Question Originality Matters More Than Answer Originality
People show far more creativity in solving problems than in deciding which problems to solve. Even the smartest people are surprisingly conservative in deciding what to work on. People who never dreamed of being trendsetters end up solving popular problems by accident.
Part of why people are more conservative in choosing problems than in solving them is that the stakes are higher. A problem might consume years of your life, while exploring a solution might take only days. Even so, I think most people are too conservative. They're responding to risk, but also to popularity — and unpopular problems are underestimated.
One of the most interesting types of unfashionable problems is those that people think have been fully explored but haven't. Great work often reveals the potential in something that already exists — Dürer and Watt did this. So if you're interested in a field that others think is exhausted, don't let their skepticism stop you.
Solving an unpopular problem can be deeply satisfying. No hype, no rush.
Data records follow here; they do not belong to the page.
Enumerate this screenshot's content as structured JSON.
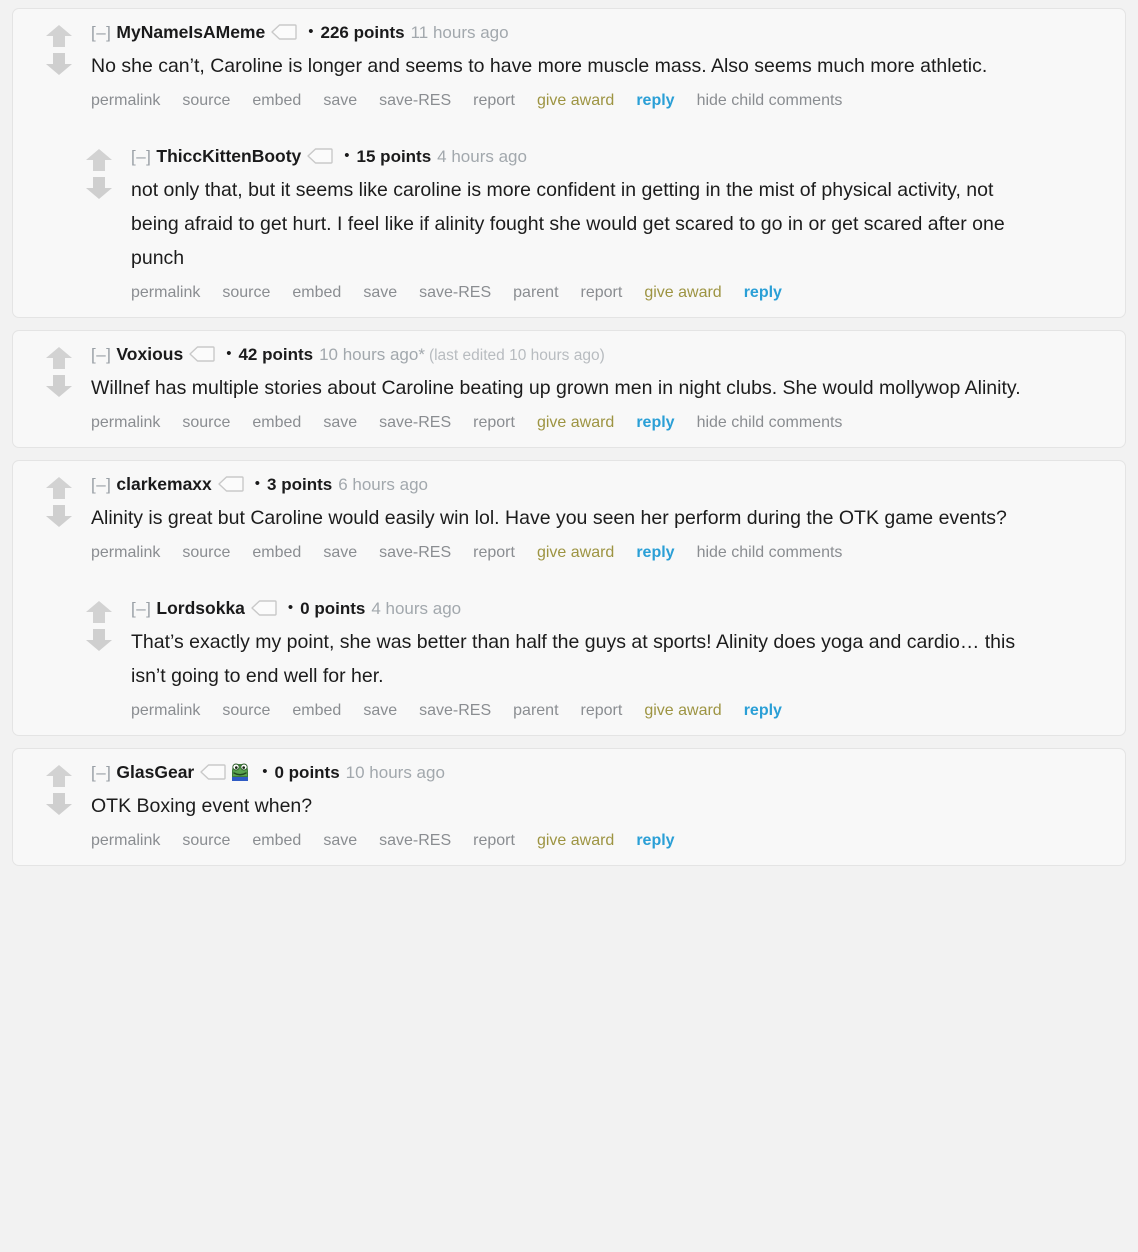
{
  "page": {
    "platform": "reddit-comment-thread",
    "background_color": "#f2f2f2",
    "card_color": "#f8f8f8",
    "accent_reply_color": "#2a9fd6",
    "accent_award_color": "#9d9442",
    "meta_text_color": "#a2a8ad"
  },
  "icons": {
    "upvote": "upvote-arrow-icon",
    "downvote": "downvote-arrow-icon",
    "user_tag": "user-tag-icon",
    "collapse": "[–]",
    "bullet": "•"
  },
  "labels": {
    "permalink": "permalink",
    "source": "source",
    "embed": "embed",
    "save": "save",
    "save_res": "save-RES",
    "parent": "parent",
    "report": "report",
    "give_award": "give award",
    "reply": "reply",
    "hide_child_comments": "hide child comments"
  },
  "cards": [
    {
      "id": "card-1",
      "comments": [
        {
          "id": "comment-mynameisameme",
          "nested": false,
          "collapse": "[–]",
          "username": "MyNameIsAMeme",
          "has_tag_icon": true,
          "flair_emoji": null,
          "bullet": "•",
          "points": "226 points",
          "when": "11 hours ago",
          "edited": "",
          "body": "No she can’t, Caroline is longer and seems to have more muscle mass. Also seems much more athletic.",
          "actions": [
            "permalink",
            "source",
            "embed",
            "save",
            "save-RES",
            "report",
            "give award",
            "reply",
            "hide child comments"
          ]
        },
        {
          "id": "comment-thicckittenbooty",
          "nested": true,
          "collapse": "[–]",
          "username": "ThiccKittenBooty",
          "has_tag_icon": true,
          "flair_emoji": null,
          "bullet": "•",
          "points": "15 points",
          "when": "4 hours ago",
          "edited": "",
          "body": "not only that, but it seems like caroline is more confident in getting in the mist of physical activity, not being afraid to get hurt. I feel like if alinity fought she would get scared to go in or get scared after one punch",
          "actions": [
            "permalink",
            "source",
            "embed",
            "save",
            "save-RES",
            "parent",
            "report",
            "give award",
            "reply"
          ]
        }
      ]
    },
    {
      "id": "card-2",
      "comments": [
        {
          "id": "comment-voxious",
          "nested": false,
          "collapse": "[–]",
          "username": "Voxious",
          "has_tag_icon": true,
          "flair_emoji": null,
          "bullet": "•",
          "points": "42 points",
          "when": "10 hours ago*",
          "edited": "(last edited 10 hours ago)",
          "body": "Willnef has multiple stories about Caroline beating up grown men in night clubs. She would mollywop Alinity.",
          "actions": [
            "permalink",
            "source",
            "embed",
            "save",
            "save-RES",
            "report",
            "give award",
            "reply",
            "hide child comments"
          ]
        }
      ]
    },
    {
      "id": "card-3",
      "comments": [
        {
          "id": "comment-clarkemaxx",
          "nested": false,
          "collapse": "[–]",
          "username": "clarkemaxx",
          "has_tag_icon": true,
          "flair_emoji": null,
          "bullet": "•",
          "points": "3 points",
          "when": "6 hours ago",
          "edited": "",
          "body": "Alinity is great but Caroline would easily win lol. Have you seen her perform during the OTK game events?",
          "actions": [
            "permalink",
            "source",
            "embed",
            "save",
            "save-RES",
            "report",
            "give award",
            "reply",
            "hide child comments"
          ]
        },
        {
          "id": "comment-lordsokka",
          "nested": true,
          "collapse": "[–]",
          "username": "Lordsokka",
          "has_tag_icon": true,
          "flair_emoji": null,
          "bullet": "•",
          "points": "0 points",
          "when": "4 hours ago",
          "edited": "",
          "body": "That’s exactly my point, she was better than half the guys at sports! Alinity does yoga and cardio… this isn’t going to end well for her.",
          "actions": [
            "permalink",
            "source",
            "embed",
            "save",
            "save-RES",
            "parent",
            "report",
            "give award",
            "reply"
          ]
        }
      ]
    },
    {
      "id": "card-4",
      "comments": [
        {
          "id": "comment-glasgear",
          "nested": false,
          "collapse": "[–]",
          "username": "GlasGear",
          "has_tag_icon": true,
          "flair_emoji": "pepe-frog-flair",
          "bullet": "•",
          "points": "0 points",
          "when": "10 hours ago",
          "edited": "",
          "body": "OTK Boxing event when?",
          "actions": [
            "permalink",
            "source",
            "embed",
            "save",
            "save-RES",
            "report",
            "give award",
            "reply"
          ]
        }
      ]
    }
  ]
}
Opportunists and critics are probably busy attacking elsewhere. By contrast, existing work often has an old-fashioned reliability. And cultivating ideas that would otherwise be wasted brings a satisfying feeling.
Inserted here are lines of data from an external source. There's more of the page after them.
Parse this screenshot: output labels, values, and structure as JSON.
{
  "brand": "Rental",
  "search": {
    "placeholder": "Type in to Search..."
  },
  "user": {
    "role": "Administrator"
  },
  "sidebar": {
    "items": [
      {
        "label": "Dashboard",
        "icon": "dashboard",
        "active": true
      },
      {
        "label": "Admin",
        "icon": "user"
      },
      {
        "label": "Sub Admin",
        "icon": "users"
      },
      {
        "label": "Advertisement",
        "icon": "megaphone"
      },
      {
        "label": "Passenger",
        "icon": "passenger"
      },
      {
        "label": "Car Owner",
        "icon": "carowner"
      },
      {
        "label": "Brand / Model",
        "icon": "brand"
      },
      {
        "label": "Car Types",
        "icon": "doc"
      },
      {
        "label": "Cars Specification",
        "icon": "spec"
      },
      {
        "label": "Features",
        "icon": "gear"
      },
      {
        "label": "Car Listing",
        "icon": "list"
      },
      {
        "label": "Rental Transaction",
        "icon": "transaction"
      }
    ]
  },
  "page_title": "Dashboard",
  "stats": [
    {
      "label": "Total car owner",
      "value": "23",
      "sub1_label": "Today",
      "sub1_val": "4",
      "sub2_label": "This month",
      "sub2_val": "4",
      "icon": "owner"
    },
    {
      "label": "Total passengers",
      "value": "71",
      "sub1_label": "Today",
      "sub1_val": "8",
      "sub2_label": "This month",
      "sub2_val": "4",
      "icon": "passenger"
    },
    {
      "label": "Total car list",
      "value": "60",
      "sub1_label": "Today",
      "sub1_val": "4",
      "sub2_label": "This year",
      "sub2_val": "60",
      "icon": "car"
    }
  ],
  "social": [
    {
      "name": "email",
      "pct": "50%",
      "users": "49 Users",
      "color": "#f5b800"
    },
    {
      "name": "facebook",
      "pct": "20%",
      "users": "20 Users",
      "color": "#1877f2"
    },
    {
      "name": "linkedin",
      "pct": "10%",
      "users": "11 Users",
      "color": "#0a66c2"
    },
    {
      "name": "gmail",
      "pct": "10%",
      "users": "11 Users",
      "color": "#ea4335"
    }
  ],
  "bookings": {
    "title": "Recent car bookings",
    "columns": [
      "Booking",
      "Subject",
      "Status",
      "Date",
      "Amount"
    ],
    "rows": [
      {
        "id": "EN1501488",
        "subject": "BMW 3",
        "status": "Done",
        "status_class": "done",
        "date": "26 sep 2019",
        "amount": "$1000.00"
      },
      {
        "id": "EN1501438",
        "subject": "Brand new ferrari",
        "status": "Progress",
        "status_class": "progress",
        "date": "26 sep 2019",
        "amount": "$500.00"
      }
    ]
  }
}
But the most common neglected problems aren't outdated ones — they're problems that don't seem important. How do you find those? You have to be willful; let your curiosity run free, at least temporarily ignoring that opposing voice in your head that says to only study important problems.
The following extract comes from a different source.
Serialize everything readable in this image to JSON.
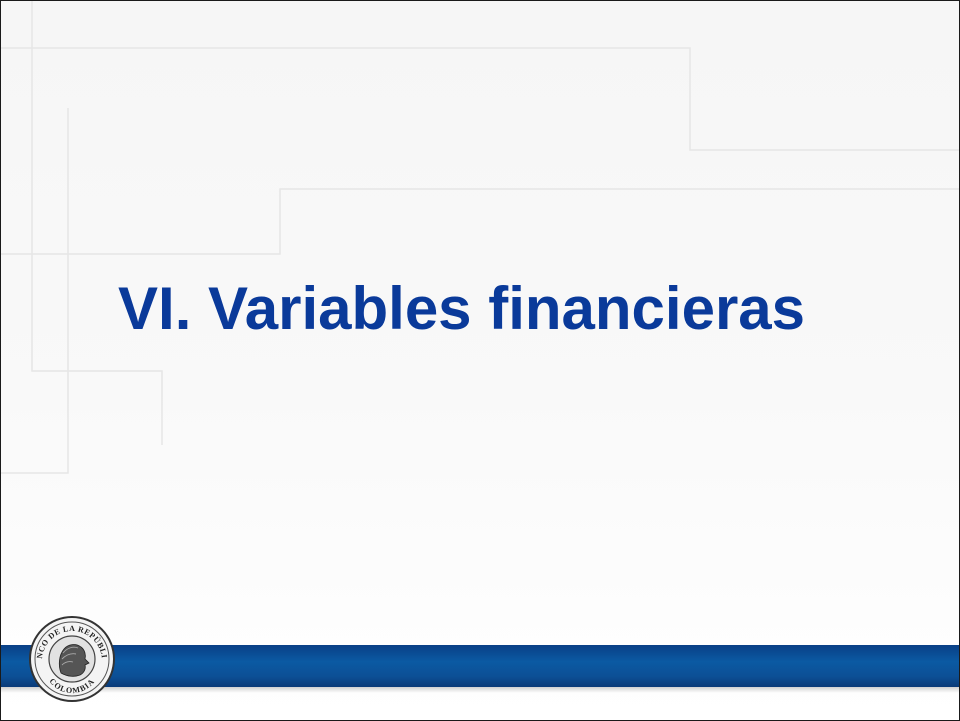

Try asking yourself: if you were to step away from serious work and do something purely because it's interesting, what would it be? The answer may be more important than it seems.
The originality of choosing the problem matters more than the originality of solving it — this is what distinguishes those who discover entirely new domains. So although deciding what to work on seems like merely the first step, in a sense it's the crux of the whole game.
True Insight Often Lies in the Question
Few people understand this. One of the biggest misconceptions about new ideas is the ratio of question to answer in their composition. People think great ideas are answers, but true insight often lies in the question.
We underestimate questions partly because of how schools use them. In school, problems exist only briefly, like unstable particles, before being answered. But a truly good question can be much more. A truly good question is an incomplete discovery. How do new species arise? Is the force that makes objects fall to earth the same one that keeps planets in orbit? Simply by asking such questions, you've already entered exciting new territory.
Being troubled by unanswerable questions all day might make you uncomfortable. But the more unsolved mysteries you have, the greater your chance of finding a solution — or more excitingly, noticing that two unsolved problems are connected.
Sometimes a problem haunts you for a long time. Great work often comes from returning to something you first noticed years ago, or even as a child, that you couldn't stop thinking about. People often talk about the importance of keeping your youthful dreams, but it's equally important not to forget the questions you asked when young.
This is one of the biggest differences between how professionals and the public view questions. In the public's eyes, experts have no doubts. But in reality, the more confused you are, the better. People with sufficient expertise are often puzzled by certain things. To some extent, confusion is part of creativity. You have to be comfortable enough with this confusing world to be willing to see problems, yet not so comfortable that you don't want to solve them.
Having many unanswered questions is wonderful. You might find yourself with more and more questions, because the best way to get new questions is to try answering existing ones. Questions don't just lead to answers; they lead to more questions.